If Epic were to win a decision that forced Apple to reverse its commission on the Fortnite app, other developers would demand similar concessions. Meanwhile, Epic is also challenging Google’s app marketplace, Google Play.
“If Epic wins, the result could be to open not only the Apple app store, but also Google’s, reducing prices and making it harder for Apple to block or disrupt apps that compete with its own products, such as Spotify or Google Stadium,” he said. Professor Stanford University in Law Mark Lemley.
Epic has calculated App Store sales and profit margins for fiscal years 2018 and 2019 based on internal data taken from Apple presentations – all edited by the public in court filings – only to be told by Apple that the estimate is “deficient.”
Apple said it does not allocate costs to the App Store, and that internal documents discussing App Store revenue typically do not include costs. This means, according to the company, that margins or profits do not show the whole picture.

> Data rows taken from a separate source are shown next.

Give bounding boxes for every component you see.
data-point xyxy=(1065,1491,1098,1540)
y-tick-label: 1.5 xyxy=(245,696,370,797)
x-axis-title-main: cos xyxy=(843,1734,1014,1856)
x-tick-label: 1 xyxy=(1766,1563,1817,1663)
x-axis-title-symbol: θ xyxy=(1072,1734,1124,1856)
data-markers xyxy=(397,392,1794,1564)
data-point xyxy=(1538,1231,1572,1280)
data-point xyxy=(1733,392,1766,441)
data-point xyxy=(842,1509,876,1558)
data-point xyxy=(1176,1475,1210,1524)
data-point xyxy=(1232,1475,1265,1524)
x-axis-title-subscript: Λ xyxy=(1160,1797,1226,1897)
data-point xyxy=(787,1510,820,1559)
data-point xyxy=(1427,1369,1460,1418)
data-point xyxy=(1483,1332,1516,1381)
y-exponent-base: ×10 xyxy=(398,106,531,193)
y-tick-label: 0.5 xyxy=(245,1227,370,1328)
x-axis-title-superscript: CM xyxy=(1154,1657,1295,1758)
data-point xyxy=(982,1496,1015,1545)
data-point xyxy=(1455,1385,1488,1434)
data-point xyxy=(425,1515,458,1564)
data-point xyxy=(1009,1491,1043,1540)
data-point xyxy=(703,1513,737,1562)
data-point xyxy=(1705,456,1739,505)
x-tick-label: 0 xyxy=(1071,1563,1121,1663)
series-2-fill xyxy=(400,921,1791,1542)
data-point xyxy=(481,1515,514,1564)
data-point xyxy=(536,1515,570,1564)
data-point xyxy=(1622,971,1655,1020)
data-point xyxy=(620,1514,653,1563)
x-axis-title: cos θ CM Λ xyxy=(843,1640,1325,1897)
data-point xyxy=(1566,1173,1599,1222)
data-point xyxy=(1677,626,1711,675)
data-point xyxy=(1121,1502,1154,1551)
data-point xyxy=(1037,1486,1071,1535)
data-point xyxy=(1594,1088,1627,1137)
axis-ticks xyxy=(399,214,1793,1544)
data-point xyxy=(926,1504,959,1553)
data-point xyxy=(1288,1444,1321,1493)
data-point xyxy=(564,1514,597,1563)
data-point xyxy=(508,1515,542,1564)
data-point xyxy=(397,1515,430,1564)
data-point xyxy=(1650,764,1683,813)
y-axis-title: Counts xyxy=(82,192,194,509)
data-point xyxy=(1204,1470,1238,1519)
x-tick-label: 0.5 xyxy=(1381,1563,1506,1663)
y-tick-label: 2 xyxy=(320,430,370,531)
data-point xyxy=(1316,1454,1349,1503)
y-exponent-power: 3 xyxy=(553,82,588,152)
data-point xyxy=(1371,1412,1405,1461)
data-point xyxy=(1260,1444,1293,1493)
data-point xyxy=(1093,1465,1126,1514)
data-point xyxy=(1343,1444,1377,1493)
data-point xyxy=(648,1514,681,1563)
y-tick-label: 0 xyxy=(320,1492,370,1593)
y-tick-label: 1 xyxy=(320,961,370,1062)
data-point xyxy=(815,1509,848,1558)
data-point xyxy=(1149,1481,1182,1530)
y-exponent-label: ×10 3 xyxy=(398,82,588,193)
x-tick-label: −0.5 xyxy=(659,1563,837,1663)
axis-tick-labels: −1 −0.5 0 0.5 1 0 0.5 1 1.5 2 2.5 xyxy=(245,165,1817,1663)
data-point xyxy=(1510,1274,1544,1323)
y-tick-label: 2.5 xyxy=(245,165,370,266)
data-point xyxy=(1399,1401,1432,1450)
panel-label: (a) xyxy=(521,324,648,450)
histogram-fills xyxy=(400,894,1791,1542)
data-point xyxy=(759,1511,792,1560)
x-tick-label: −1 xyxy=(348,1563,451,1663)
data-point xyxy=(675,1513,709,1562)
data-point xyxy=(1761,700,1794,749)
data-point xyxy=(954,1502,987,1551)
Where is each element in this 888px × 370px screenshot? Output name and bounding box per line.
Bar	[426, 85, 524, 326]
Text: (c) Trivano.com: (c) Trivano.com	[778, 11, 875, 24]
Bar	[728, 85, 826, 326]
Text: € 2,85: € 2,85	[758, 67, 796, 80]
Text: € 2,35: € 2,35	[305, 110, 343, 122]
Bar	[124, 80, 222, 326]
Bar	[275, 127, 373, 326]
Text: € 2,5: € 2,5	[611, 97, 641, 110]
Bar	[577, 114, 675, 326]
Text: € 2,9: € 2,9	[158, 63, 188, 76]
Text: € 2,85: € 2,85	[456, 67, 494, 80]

“With antitrust defendants, it’s remarkable what they say they do not know,” said Joshua Davis, a professor at the University of San Francisco Law School. “There’s a game being played by incredibly talented companies who suddenly find themselves unable to perform basic tasks, and this could be an example of that.” In its request to the judge to prevent Epic from referring to App Store financial data in open court, Apple said that the information “could unreasonably confuse the securities markets and participants in those markets, including the many pension funds, mutual funds and other ordinary investors, who owns Apple shares. ” Epic responded that Apple should not be allowed to “manipulate the public. register by publicly denying its ability to calculate App Store profits – as Apple experts have done in unsealed archiving – while Epic’s evidence of these claims is based on internal Apple documents. ”
If Epic makes its antitrust claim by providing evidence of Apple’s market power, the evasive data would be “extraordinarily important” to show that the iPhone maker could not achieve these profits in a competitive market, according to Davis.
Lemley says the trial does not necessarily turn on the mystery figures. What matters is whether the judge believes apps for iOS mobile devices are a separate market, and if so, whether Apple has only a legitimate reason to process payments through its App Store, the professor said.
“Charging a high price is not in itself illegal; Epic must show behavior designed to acquire or maintain the monopoly, ”Lemley said. “And that can certainly point to the 30% tax, which is well known.”
Read more: Apple accused of ‘Power Grab’ in hearing of Senate App Store
Apple’s secrecy surrounding App Store financial data has also shaken U.S. lawmakers, pushing the company to be more transparent.
At a April 21 Capitol Hill hearing examining Apple’s business practices, Senator Amy Klobuchar asked Chief Compliance Officer Kyle Andeer about App Store revenue – to no avail.
“OK, but then you have no numbers that I definitely exist,” the Minnesota Democrat said. “We’re trying to ask you in writing.”